GR 219708; (October, 2018) (Digest)
G.R. No. 219708. October 03, 2018
TOURISM INFRASTRUCTURE AND ENTERPRISE ZONE AUTHORITY, PETITIONER, VS. GLOBAL-V BUILDERS CO., RESPONDENT.
FACTS
The Philippine Tourism Authority (PTA), whose functions were later assumed by the Tourism Infrastructure and Enterprise Zone Authority (TIEZA), entered into five Memoranda of Agreement (MOAs) with Global-V Builders Co. (Global-V) for various infrastructure projects in Boracay and Banaue between 2007 and 2008. These projects were procured either through competitive bidding or negotiated procurement under Republic Act (R.A.) No. 9184, the Government Procurement Reform Act. In 2012, Global-V filed a Request for Arbitration before the Construction Industry Arbitration Commission (CIAC) to collect unpaid bills, interest, and damages totaling over P16 million from TIEZA.
TIEZA refused arbitration and moved to dismiss the case for lack of jurisdiction. It argued that the CIAC could not acquire jurisdiction because the MOAs did not contain a specific arbitration clause, as required by the CIAC Rules. TIEZA also contended that Global-V failed to exhaust administrative remedies by not first filing a money claim with the Commission on Audit (COA).
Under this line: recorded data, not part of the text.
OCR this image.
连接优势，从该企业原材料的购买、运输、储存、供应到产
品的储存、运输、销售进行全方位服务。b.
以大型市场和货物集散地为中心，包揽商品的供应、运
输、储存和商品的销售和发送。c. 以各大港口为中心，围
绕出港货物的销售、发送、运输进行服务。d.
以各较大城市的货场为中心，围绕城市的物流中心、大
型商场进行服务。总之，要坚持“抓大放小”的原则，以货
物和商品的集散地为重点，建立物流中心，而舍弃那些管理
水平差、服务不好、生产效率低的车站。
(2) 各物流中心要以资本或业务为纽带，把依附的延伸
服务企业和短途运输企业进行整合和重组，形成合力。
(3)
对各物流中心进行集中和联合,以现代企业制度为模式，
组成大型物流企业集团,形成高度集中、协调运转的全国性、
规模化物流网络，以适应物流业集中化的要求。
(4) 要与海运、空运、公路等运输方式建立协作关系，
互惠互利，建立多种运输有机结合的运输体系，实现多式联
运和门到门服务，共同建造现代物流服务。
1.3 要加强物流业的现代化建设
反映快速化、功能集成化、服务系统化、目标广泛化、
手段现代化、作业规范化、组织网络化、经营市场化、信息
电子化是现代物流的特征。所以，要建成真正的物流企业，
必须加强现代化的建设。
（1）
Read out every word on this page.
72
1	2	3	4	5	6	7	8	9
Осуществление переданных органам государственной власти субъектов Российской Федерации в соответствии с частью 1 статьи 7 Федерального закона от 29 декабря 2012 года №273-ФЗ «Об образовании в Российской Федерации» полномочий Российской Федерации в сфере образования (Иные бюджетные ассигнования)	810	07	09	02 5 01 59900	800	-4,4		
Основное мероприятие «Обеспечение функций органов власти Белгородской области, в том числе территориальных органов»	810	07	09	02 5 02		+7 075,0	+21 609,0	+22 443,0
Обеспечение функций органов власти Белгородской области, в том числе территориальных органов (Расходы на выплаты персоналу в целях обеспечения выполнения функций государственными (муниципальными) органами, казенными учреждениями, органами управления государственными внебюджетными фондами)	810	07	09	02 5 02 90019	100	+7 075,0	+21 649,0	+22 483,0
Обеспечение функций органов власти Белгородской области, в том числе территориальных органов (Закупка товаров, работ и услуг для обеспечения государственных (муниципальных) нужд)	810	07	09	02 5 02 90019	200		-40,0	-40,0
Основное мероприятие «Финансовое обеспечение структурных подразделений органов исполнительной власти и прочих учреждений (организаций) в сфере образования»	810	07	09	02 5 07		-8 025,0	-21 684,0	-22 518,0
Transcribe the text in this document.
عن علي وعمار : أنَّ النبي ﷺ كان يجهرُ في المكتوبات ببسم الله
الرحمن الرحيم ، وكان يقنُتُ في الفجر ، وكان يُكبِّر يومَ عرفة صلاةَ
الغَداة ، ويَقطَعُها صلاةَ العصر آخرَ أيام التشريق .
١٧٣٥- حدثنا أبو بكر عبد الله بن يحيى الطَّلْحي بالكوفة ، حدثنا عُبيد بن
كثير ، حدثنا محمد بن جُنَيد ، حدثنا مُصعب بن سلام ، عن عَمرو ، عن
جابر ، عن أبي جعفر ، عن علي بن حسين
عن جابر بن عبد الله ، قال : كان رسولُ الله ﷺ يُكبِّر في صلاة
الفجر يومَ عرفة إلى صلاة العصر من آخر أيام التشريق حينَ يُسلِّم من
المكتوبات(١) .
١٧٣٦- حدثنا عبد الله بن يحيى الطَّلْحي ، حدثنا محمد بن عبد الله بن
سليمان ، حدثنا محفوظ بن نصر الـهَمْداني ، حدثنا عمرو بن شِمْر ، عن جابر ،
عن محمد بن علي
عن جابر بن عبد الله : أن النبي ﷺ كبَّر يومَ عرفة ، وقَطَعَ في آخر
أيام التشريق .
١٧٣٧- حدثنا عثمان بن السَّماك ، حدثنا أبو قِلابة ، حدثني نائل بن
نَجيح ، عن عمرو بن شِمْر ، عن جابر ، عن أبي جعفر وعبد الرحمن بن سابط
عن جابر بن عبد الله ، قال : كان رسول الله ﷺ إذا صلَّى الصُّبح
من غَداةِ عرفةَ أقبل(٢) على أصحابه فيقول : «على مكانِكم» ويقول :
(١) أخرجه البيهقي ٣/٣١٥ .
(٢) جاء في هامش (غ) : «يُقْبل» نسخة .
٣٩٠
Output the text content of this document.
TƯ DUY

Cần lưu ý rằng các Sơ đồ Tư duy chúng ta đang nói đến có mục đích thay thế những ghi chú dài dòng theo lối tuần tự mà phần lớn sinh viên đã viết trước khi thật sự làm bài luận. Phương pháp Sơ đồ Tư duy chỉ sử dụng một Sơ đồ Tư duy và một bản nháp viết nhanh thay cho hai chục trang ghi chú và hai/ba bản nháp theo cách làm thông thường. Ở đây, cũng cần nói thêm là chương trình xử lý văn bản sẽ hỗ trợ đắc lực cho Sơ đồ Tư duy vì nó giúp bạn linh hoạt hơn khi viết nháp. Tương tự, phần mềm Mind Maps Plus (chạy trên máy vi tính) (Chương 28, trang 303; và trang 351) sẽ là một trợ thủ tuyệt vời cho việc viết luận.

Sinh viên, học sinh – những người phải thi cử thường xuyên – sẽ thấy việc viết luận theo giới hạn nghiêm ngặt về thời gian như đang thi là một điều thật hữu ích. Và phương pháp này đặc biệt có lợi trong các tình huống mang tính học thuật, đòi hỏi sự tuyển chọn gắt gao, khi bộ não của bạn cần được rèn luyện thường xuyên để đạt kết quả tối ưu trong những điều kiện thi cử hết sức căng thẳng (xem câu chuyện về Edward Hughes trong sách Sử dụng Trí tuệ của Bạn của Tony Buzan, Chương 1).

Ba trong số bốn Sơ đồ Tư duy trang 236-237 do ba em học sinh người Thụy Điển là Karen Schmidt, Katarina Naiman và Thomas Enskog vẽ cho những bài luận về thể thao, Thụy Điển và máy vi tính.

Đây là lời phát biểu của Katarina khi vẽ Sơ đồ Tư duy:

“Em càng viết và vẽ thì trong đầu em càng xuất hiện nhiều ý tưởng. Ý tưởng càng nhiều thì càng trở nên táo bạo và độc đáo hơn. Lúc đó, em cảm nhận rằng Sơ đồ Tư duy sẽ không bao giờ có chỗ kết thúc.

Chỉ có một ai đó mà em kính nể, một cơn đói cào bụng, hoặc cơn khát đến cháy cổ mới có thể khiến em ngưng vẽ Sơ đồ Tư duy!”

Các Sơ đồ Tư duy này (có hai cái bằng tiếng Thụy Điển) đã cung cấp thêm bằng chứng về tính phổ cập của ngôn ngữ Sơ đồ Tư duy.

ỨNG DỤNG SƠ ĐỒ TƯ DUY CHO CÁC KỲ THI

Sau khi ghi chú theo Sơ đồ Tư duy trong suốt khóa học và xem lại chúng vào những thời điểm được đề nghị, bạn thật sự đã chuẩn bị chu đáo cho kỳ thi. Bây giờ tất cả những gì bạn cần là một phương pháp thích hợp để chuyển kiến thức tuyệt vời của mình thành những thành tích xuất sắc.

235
Global-V countered that Section 59 of R.A. No. 9184, which mandates arbitration for disputes arising from government procurement contracts, is deemed written into their agreements by operation of law, satisfying the arbitration agreement requirement.
ISSUE
Whether the CIAC validly acquired jurisdiction over the dispute despite the absence of a specific arbitration clause in the parties’ contracts and Global-V’s non-exhaustion of administrative remedies before the COA.
RULING
Yes, the CIAC validly acquired jurisdiction. The Supreme Court affirmed the rulings of the Arbitral Tribunal and the Court of Appeals. On the first ground, the Court held that the legal provision of Section 59 of R.A. No. 9184 is read into and forms an integral part of all government procurement contracts. This section explicitly provides that all disputes arising from the implementation of contracts covered by the Act shall be submitted to arbitration, and disputes within the CIAC’s competence shall be referred thereto. Therefore, by virtue of this statutory mandate, an arbitration agreement is deemed incorporated into the MOAs between TIEZA and Global-V, satisfying the jurisdictional requirement under the CIAC Rules.
On the second ground, the Court ruled that the doctrine of exhaustion of administrative remedies does not apply to prevent CIAC arbitration. A money claim against a government agency arising from a contract is distinct from a claim for audit disallowance. The COA’s primary jurisdiction is over the audit and settlement of public funds, not the adjudication of contractual disputes between the government and private contractors. The remedy of arbitration under R.A. No. 9184 is precisely the forum for resolving such implementation disputes. Consequently, Global-V was correct in directly resorting to CIAC arbitration without first seeking a ruling from the COA. The CIAC’s assumption of jurisdiction was proper.